Giorgio De Capitani, condizioni in miglioramento

Il quadro clinico rispetto alle prime ore è più positivo, anche se i medici non sciolgono ancora il riserbo. L'incidente era avvenuto il 4 aprile, quando De Capitani stava salendo il Fleckistock con due suoi compagni. In ripresa anche Niccolò Ratti
Giorgio De Capitani © FB Giorgio De Capitani

 

Migliorano le condizioni di Giorgio De Capitani, lo scialpinista travolto da una valanga sul Fleckistock (3.147 metri) insieme a Niccolò Ratti, il 4 aprile, alla vigilia di Pasqua. I due stavano salendo il canale Sickinelli, sulla nord della montagna Svizzera, quando un lastrone di ghiaccio si è staccato, travolgendoli. Illeso Luca Zanette, il terzo del gruppo, che procedeva in testa e che ha lanciato immediatamente l'allarme, favorendo al massimo un soccorso tempestivo ed efficace.

La cautela dei medici

I dottori giustamente non vogliono sbilanciarsi, ma Giorgio è stato svegliato, riconosce i familiari e sarebbe stato trasferito di reparto, il che lascia sperare in un miglioramento stabile delle condizioni del 45enne di Civate, che avrebbe superato la fase più critica. La famiglia nei giorni scorsi è salita a Lucerna per seguire da vicino l'evoluzione del ricovero del proprio caro, che ha riportato un forte trauma alla testa – nell'impatto aveva perso il caschetto- e diverse ferite.
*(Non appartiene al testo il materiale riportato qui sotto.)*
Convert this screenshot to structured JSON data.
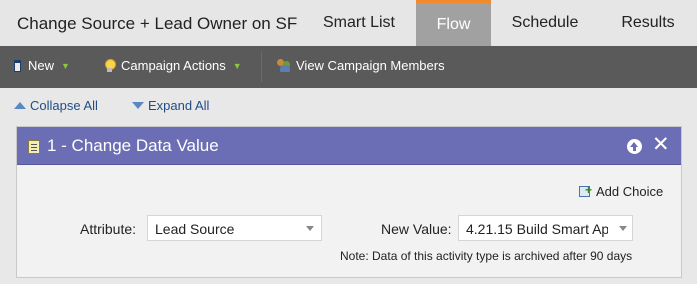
{
  "tabbar": {
    "program_title": "Change Source + Lead Owner on SF",
    "tabs": [
      {
        "label": "Smart List"
      },
      {
        "label": "Flow",
        "active": true
      },
      {
        "label": "Schedule"
      },
      {
        "label": "Results"
      }
    ],
    "active_tab_accent": "#f08a2c"
  },
  "toolbar": {
    "new_label": "New",
    "campaign_actions_label": "Campaign Actions",
    "view_members_label": "View Campaign Members",
    "icons": [
      "phone-icon",
      "lightbulb-icon",
      "people-icon"
    ]
  },
  "flow_controls": {
    "collapse_label": "Collapse All",
    "expand_label": "Expand All"
  },
  "step": {
    "title": "1 - Change Data Value",
    "header_color": "#6b6eb4",
    "add_choice_label": "Add Choice",
    "attribute_label": "Attribute:",
    "attribute_value": "Lead Source",
    "new_value_label": "New Value:",
    "new_value_value": "4.21.15 Build Smart Ap",
    "note": "Note: Data of this activity type is archived after 90 days"
  }
}
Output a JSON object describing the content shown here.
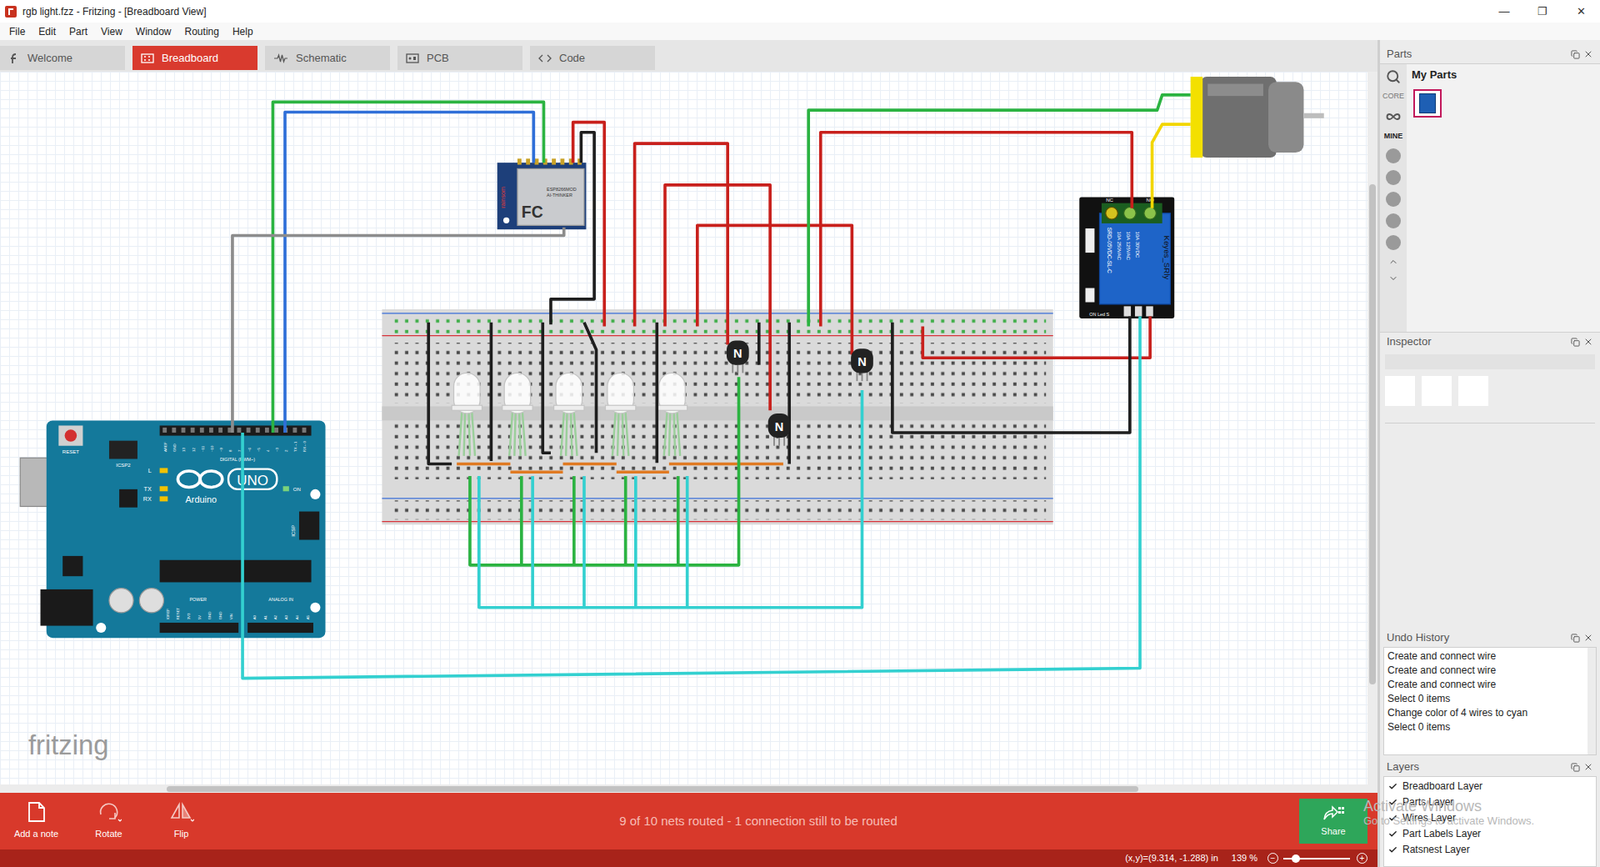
{
  "window": {
    "title": "rgb light.fzz - Fritzing - [Breadboard View]",
    "controls": [
      "—",
      "❐",
      "✕"
    ]
  },
  "menu": [
    "File",
    "Edit",
    "Part",
    "View",
    "Window",
    "Routing",
    "Help"
  ],
  "tabs": [
    {
      "label": "Welcome",
      "selected": false
    },
    {
      "label": "Breadboard",
      "selected": true
    },
    {
      "label": "Schematic",
      "selected": false
    },
    {
      "label": "PCB",
      "selected": false
    },
    {
      "label": "Code",
      "selected": false
    }
  ],
  "canvas": {
    "watermark": "fritzing",
    "arduino": {
      "logo": "UNO",
      "brand": "Arduino",
      "reset": "RESET",
      "icsp2": "ICSP2",
      "led_l": "L",
      "tx": "TX",
      "rx": "RX",
      "on": "ON",
      "icsp": "ICSP",
      "digital": "DIGITAL (PWM~)",
      "power": "POWER",
      "analog": "ANALOG IN",
      "digital_pins": [
        "AREF",
        "GND",
        "13",
        "12",
        "~11",
        "~10",
        "~9",
        "8",
        "7",
        "~6",
        "~5",
        "4",
        "~3",
        "2",
        "TX→1",
        "RX←0"
      ],
      "power_pins": [
        "IOREF",
        "RESET",
        "3V3",
        "5V",
        "GND",
        "GND",
        "VIN"
      ],
      "analog_pins": [
        "A0",
        "A1",
        "A2",
        "A3",
        "A4",
        "A5"
      ]
    },
    "esp": {
      "mark": "FC",
      "model": "ESP8266MOD",
      "vendor": "AI-THINKER",
      "brand": "rainsom"
    },
    "relay": {
      "nc": "NC",
      "no": "NO",
      "name": "Keyes_SRly",
      "model": "SRD-05VDC-SL-C",
      "ratings": [
        "10A 250VAC",
        "10A 125VAC",
        "10A 30VDC"
      ],
      "pins": "ON Led S"
    },
    "transistors": [
      {
        "label": "N"
      },
      {
        "label": "N"
      },
      {
        "label": "N"
      }
    ]
  },
  "toolbar": {
    "buttons": [
      {
        "label": "Add a note"
      },
      {
        "label": "Rotate"
      },
      {
        "label": "Flip"
      }
    ],
    "routing_status": "9 of 10 nets routed - 1 connection still to be routed",
    "share": "Share"
  },
  "status_bar": {
    "coordinates": "(x,y)=(9.314, -1.288) in",
    "zoom": "139 %",
    "zoom_out": "−",
    "zoom_in": "+",
    "zoom_level": 0.12
  },
  "parts": {
    "title": "Parts",
    "bin": "My Parts",
    "bins": [
      {
        "label": "CORE",
        "selected": false
      },
      {
        "label": "MINE",
        "selected": true
      }
    ]
  },
  "inspector": {
    "title": "Inspector"
  },
  "undo_history": {
    "title": "Undo History",
    "items": [
      {
        "label": "Create and connect wire",
        "selected": false
      },
      {
        "label": "Create and connect wire",
        "selected": false
      },
      {
        "label": "Create and connect wire",
        "selected": false
      },
      {
        "label": "Select 0 items",
        "selected": false
      },
      {
        "label": "Change color of 4 wires to cyan",
        "selected": false
      },
      {
        "label": "Select 0 items",
        "selected": false
      }
    ]
  },
  "layers": {
    "title": "Layers",
    "items": [
      {
        "label": "Breadboard Layer",
        "checked": true
      },
      {
        "label": "Parts Layer",
        "checked": true
      },
      {
        "label": "Wires Layer",
        "checked": true
      },
      {
        "label": "Part Labels Layer",
        "checked": true
      },
      {
        "label": "Ratsnest Layer",
        "checked": true
      }
    ]
  },
  "os_watermark": {
    "title": "Activate Windows",
    "subtitle": "Go to Settings to activate Windows."
  }
}
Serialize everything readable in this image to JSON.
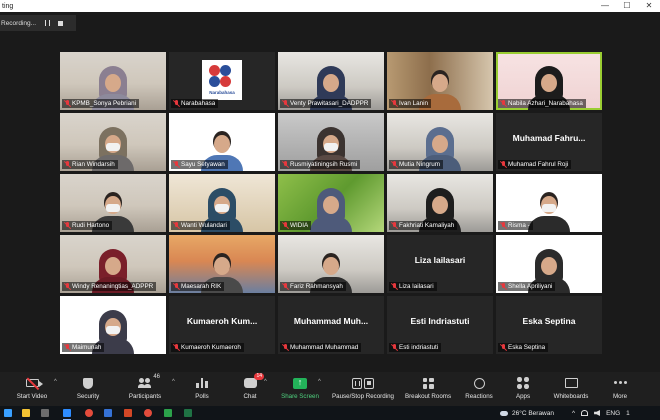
{
  "window": {
    "title": "ting",
    "minimize": "—",
    "maximize": "☐",
    "close": "✕"
  },
  "recording": {
    "label": "Recording..."
  },
  "tiles": [
    {
      "name": "KPMB_Sonya Pebriani",
      "kind": "video",
      "bg": "bg-room",
      "hijab": "#8b7f91",
      "body": "#8d8a9c"
    },
    {
      "name": "Narabahasa",
      "kind": "logo",
      "logo_text": "Narabahasa"
    },
    {
      "name": "Venty Prawitasari_DADPPR",
      "kind": "video",
      "bg": "bg-office",
      "hijab": "#2f3a58",
      "body": "#2f3a58"
    },
    {
      "name": "Ivan Lanin",
      "kind": "video",
      "bg": "bg-shelf",
      "hijab": "",
      "body": "#a86b3c"
    },
    {
      "name": "Nabila Azhari_Narabahasa",
      "kind": "video",
      "bg": "bg-pink",
      "hijab": "#1c1c1c",
      "body": "#1c1c1c",
      "active": true
    },
    {
      "name": "Rian Windarsih",
      "kind": "video",
      "bg": "bg-room",
      "hijab": "#7c7160",
      "body": "#6d6a6a",
      "mask": true
    },
    {
      "name": "Sayu Setyawan",
      "kind": "video",
      "bg": "bg-white",
      "hijab": "",
      "body": "#4f77b5"
    },
    {
      "name": "Rusmiyatiningsih Rusmi",
      "kind": "video",
      "bg": "bg-dim",
      "hijab": "#3b3330",
      "body": "#5a4a44",
      "mask": true
    },
    {
      "name": "Mutia Ningrum",
      "kind": "video",
      "bg": "bg-office",
      "hijab": "#5b6e8f",
      "body": "#4c5d7a"
    },
    {
      "name": "Muhamad Fahrul Roji",
      "kind": "name",
      "big": "Muhamad  Fahru..."
    },
    {
      "name": "Rudi Hartono",
      "kind": "video",
      "bg": "bg-room",
      "hijab": "",
      "body": "#3a3a3a",
      "mask": true
    },
    {
      "name": "Wanti Wulandari",
      "kind": "video",
      "bg": "bg-warm",
      "hijab": "#2c4d66",
      "body": "#2c4d66",
      "mask": true
    },
    {
      "name": "WIDIA",
      "kind": "video",
      "bg": "bg-green",
      "hijab": "#4e5a7a",
      "body": "#4e5a7a"
    },
    {
      "name": "Fakhriati Kamaliyah",
      "kind": "video",
      "bg": "bg-office",
      "hijab": "#1e1e1e",
      "body": "#1e1e1e"
    },
    {
      "name": "Risma -",
      "kind": "video",
      "bg": "bg-white",
      "hijab": "",
      "body": "#2b2b2b",
      "mask": true
    },
    {
      "name": "Windy Renaningtias_ADPPR",
      "kind": "video",
      "bg": "bg-room",
      "hijab": "#7a1f2a",
      "body": "#6c1b25"
    },
    {
      "name": "Maesarah RIK",
      "kind": "video",
      "bg": "bg-sunset",
      "hijab": "",
      "body": "#4a4a4a"
    },
    {
      "name": "Fariz Rahmansyah",
      "kind": "video",
      "bg": "bg-office",
      "hijab": "",
      "body": "#2e2e2e"
    },
    {
      "name": "Liza lailasari",
      "kind": "name",
      "big": "Liza lailasari"
    },
    {
      "name": "Shella Apriliyani",
      "kind": "video",
      "bg": "bg-white",
      "hijab": "#2b2b2b",
      "body": "#2b2b2b"
    },
    {
      "name": "Maimunah",
      "kind": "video",
      "bg": "bg-white",
      "hijab": "#3c3c4a",
      "body": "#3c3c4a",
      "mask": true
    },
    {
      "name": "Kumaeroh Kumaeroh",
      "kind": "name",
      "big": "Kumaeroh  Kum..."
    },
    {
      "name": "Muhammad Muhammad",
      "kind": "name",
      "big": "Muhammad  Muh..."
    },
    {
      "name": "Esti indriastuti",
      "kind": "name",
      "big": "Esti Indriastuti"
    },
    {
      "name": "Eska Septina",
      "kind": "name",
      "big": "Eska Septina"
    }
  ],
  "toolbar": {
    "start_video": "Start Video",
    "security": "Security",
    "participants": "Participants",
    "participants_count": "46",
    "polls": "Polls",
    "chat": "Chat",
    "chat_badge": "14",
    "share_screen": "Share Screen",
    "pause_stop": "Pause/Stop Recording",
    "breakout": "Breakout Rooms",
    "reactions": "Reactions",
    "apps": "Apps",
    "whiteboards": "Whiteboards",
    "more": "More",
    "caret": "^"
  },
  "taskbar": {
    "weather": "26°C  Berawan",
    "lang": "ENG",
    "time": "1"
  },
  "colors": {
    "share_green": "#23b35a",
    "alert_red": "#e8383d",
    "active_speaker": "#9acd32"
  }
}
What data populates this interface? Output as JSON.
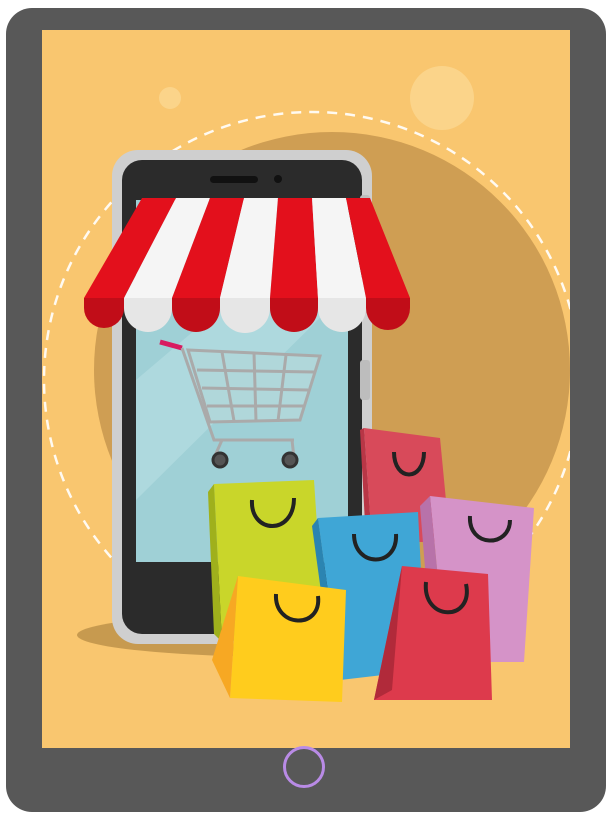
{
  "illustration": {
    "subject": "online-shopping",
    "elements": [
      "tablet-frame",
      "smartphone",
      "shop-awning",
      "shopping-cart",
      "shopping-bags"
    ]
  },
  "colors": {
    "tablet": "#585858",
    "background": "#f9c66f",
    "circle": "#cf9e53",
    "awning_red": "#e3101c",
    "awning_white": "#f5f5f5",
    "phone_body": "#2b2b2b",
    "phone_screen": "#9fd0d6",
    "home_button": "#b98be6",
    "bag_colors": [
      "#d84a5a",
      "#c9d62a",
      "#3fa6d6",
      "#d593c8",
      "#ffcc1d",
      "#dd3a4c"
    ]
  }
}
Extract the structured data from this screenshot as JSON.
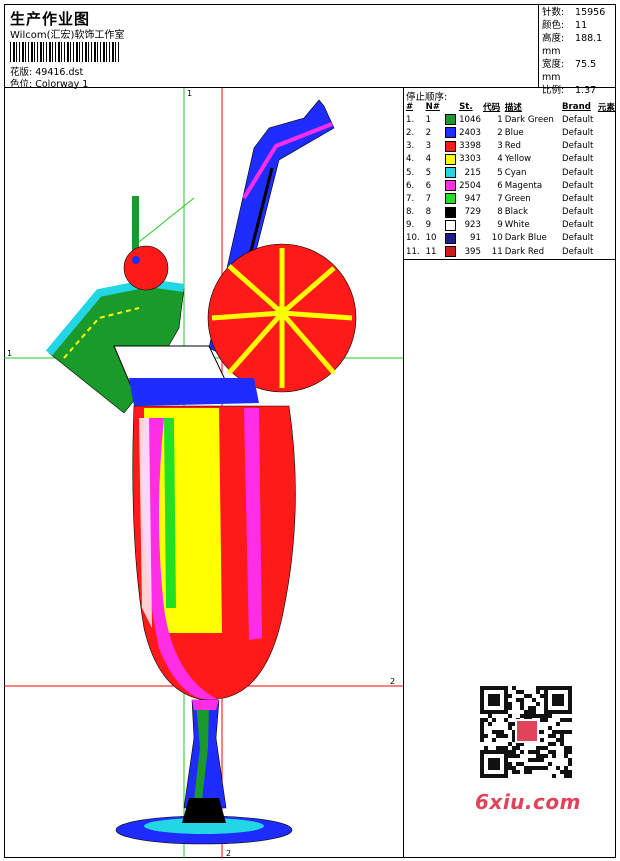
{
  "header": {
    "title": "生产作业图",
    "company": "Wilcom(汇宏)软饰工作室",
    "design_label": "花版:",
    "design_file": "49416.dst",
    "colorway_label": "色位:",
    "colorway": "Colorway 1"
  },
  "stats": {
    "stitches_label": "针数:",
    "stitches": "15956",
    "colors_label": "颜色:",
    "colors": "11",
    "height_label": "高度:",
    "height": "188.1 mm",
    "width_label": "宽度:",
    "width": "75.5 mm",
    "scale_label": "比例:",
    "scale": "1.37"
  },
  "sequence": {
    "title": "停止顺序:",
    "headers": [
      "#",
      "N#",
      "St.",
      "代码",
      "描述",
      "Brand",
      "元素"
    ],
    "rows": [
      {
        "idx": "1.",
        "n": "1",
        "color": "#1a9a2a",
        "st": "1046",
        "code": "1",
        "desc": "Dark Green",
        "brand": "Default"
      },
      {
        "idx": "2.",
        "n": "2",
        "color": "#1f2cff",
        "st": "2403",
        "code": "2",
        "desc": "Blue",
        "brand": "Default"
      },
      {
        "idx": "3.",
        "n": "3",
        "color": "#ff1a1a",
        "st": "3398",
        "code": "3",
        "desc": "Red",
        "brand": "Default"
      },
      {
        "idx": "4.",
        "n": "4",
        "color": "#ffff00",
        "st": "3303",
        "code": "4",
        "desc": "Yellow",
        "brand": "Default"
      },
      {
        "idx": "5.",
        "n": "5",
        "color": "#22d6e6",
        "st": "215",
        "code": "5",
        "desc": "Cyan",
        "brand": "Default"
      },
      {
        "idx": "6.",
        "n": "6",
        "color": "#ff2ee6",
        "st": "2504",
        "code": "6",
        "desc": "Magenta",
        "brand": "Default"
      },
      {
        "idx": "7.",
        "n": "7",
        "color": "#22e022",
        "st": "947",
        "code": "7",
        "desc": "Green",
        "brand": "Default"
      },
      {
        "idx": "8.",
        "n": "8",
        "color": "#000000",
        "st": "729",
        "code": "8",
        "desc": "Black",
        "brand": "Default"
      },
      {
        "idx": "9.",
        "n": "9",
        "color": "#ffffff",
        "st": "923",
        "code": "9",
        "desc": "White",
        "brand": "Default"
      },
      {
        "idx": "10.",
        "n": "10",
        "color": "#1c1c8c",
        "st": "91",
        "code": "10",
        "desc": "Dark Blue",
        "brand": "Default"
      },
      {
        "idx": "11.",
        "n": "11",
        "color": "#d11a1a",
        "st": "395",
        "code": "11",
        "desc": "Dark Red",
        "brand": "Default"
      }
    ]
  },
  "guides": {
    "v1": "1",
    "h1": "1",
    "v2": "2",
    "h2": "2"
  },
  "watermark": {
    "text": "6xiu.com"
  },
  "colors": {
    "guide_green": "#22cc22",
    "guide_red": "#ff0000"
  }
}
Ogni aggiornamento sul decorso medico – che giocoforza non potrà essere breve- è volutamente lasciato a quando i dottori riterranno opportuno esprimersi. Rispetto al quadro clinico delle prime ore la situazione però permette di tirare un sospiro di sollievo.


De Capitani, che lavora come consulente assicurativo e fa parte del gruppo alpinistico Gamma di Lecco, ha all'attivo un nutrito curriculum di salite e altrettante discese. Scialpinismo e freeride non sono infatti solo delle grandi passioni, ma attività che pratica da diversi anni, sempre con grande competenza e attenzione.

 

In progresso anche il quadro clinico di Niccolò Ratti, che fin dalle prime ore era apparso meno grave dell'amico.